A variety of proposals that could eliminate tax breaks used by financial institutions are on the table as Republicans look to pay for tax cuts that Trump has promised. The coming weeks are poised to test GOP lawmakers’ willingness to defy some of their traditional allies in the business world to deliver the “one big, beautiful bill” Trump wants.

The House Financial Services Committee — which oversees Wall Street and its regulators — voted along party lines late Wednesday to approve its portion of the reconciliation package after a nine-hour markup. The legislation, which will be wrapped into the broader reconciliation package, would slash the amount of funding the Consumer Financial Protection Bureau can get by almost 60 percent and fold the U.S.’s top audit watchdog, the Public Company Accounting Oversight Board, into the Securities and Exchange Commission.

Democrats on the panel threw up procedural hurdles to slow the meeting down and offered dozens of amendments that Republicans voted down.

Financial Services Chair French Hill (R-Ark.) said he expects the savings produced by the legislation to exceed the $1 billion in cuts that the panel was required to produce by a budget resolution adopted by both chambers of Congress. But those savings remain a small fraction of what Republicans need to produce to pay for the Trump tax cuts. All eyes are on Congress’ tax-writing committees — House Ways and Means and Senate Finance — which are considering an array of more controversial savings proposals.
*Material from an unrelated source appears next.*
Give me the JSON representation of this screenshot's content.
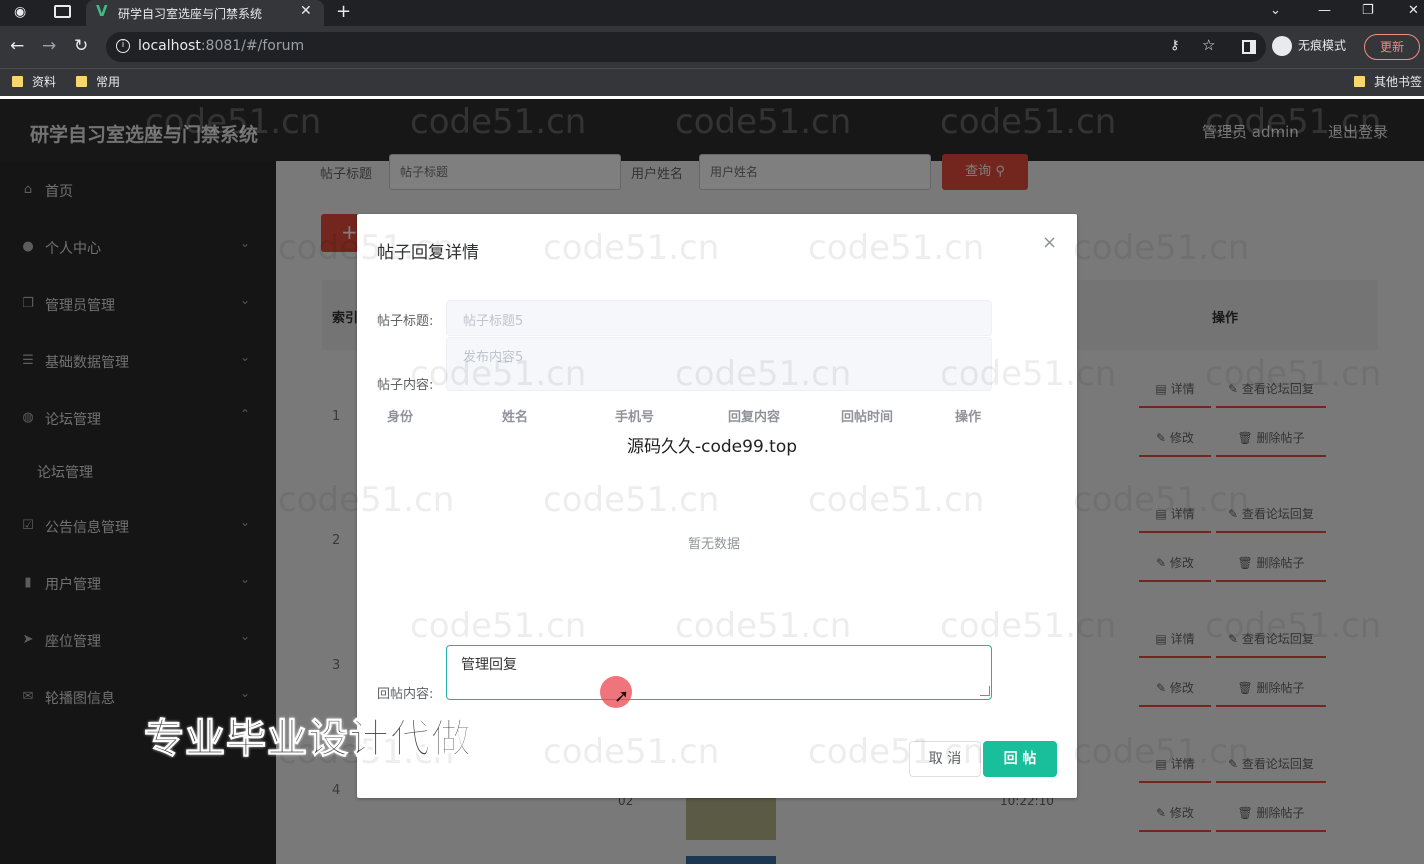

Several targets that could touch financial services firms are on the table. Tax writers are expected to release an initial proposal in the coming weeks, but the dynamics could change as the reconciliation bill moves forward and lawmakers look for additional savings.

Most controversially, the Ways and Means panel is weighing whether to close the so-called carried interest loophole, a controversial tax break that gives favorable treatment to the profits earned by private equity firms, hedge funds and venture capital investors. The latest signals suggest Hill Republicans may be souring on the idea, but conversations among tax writers are ongoing. Any effort to kill the tax break would be met with opposition from more business-friendly members, including on Financial Services. Hill told MM last week that the policy “is a major source of economic growth, jobs, that impacts every community in the country — it’s not a loophole.”

Hill and other Financial Services Republicans are also pushing tax writers not to strip municipal bonds of their tax-exempt status. They wrote in a letter to Ways and Means Chair Jason Smith last month that the exemption is “a critical tool that has underpinned American infrastructure and community development for over a century.”

Finally, the U.S.’s credit union lobby is playing defense as lawmakers face calls to strip the institutions of their tax-exempt status — a major lobbying push for community banks. Jim Nussle, the president of America’s Credit Unions and a former Republican lawmaker who chaired the House Budget Committee in the early 2000s, said the industry is “in a strong position going into this.”

But some credit union advocates — like lobbyists representing other segments of the financial services industry — worry that a last-minute deal could put them on the chopping block.

“We take nothing for granted,” Nussle said.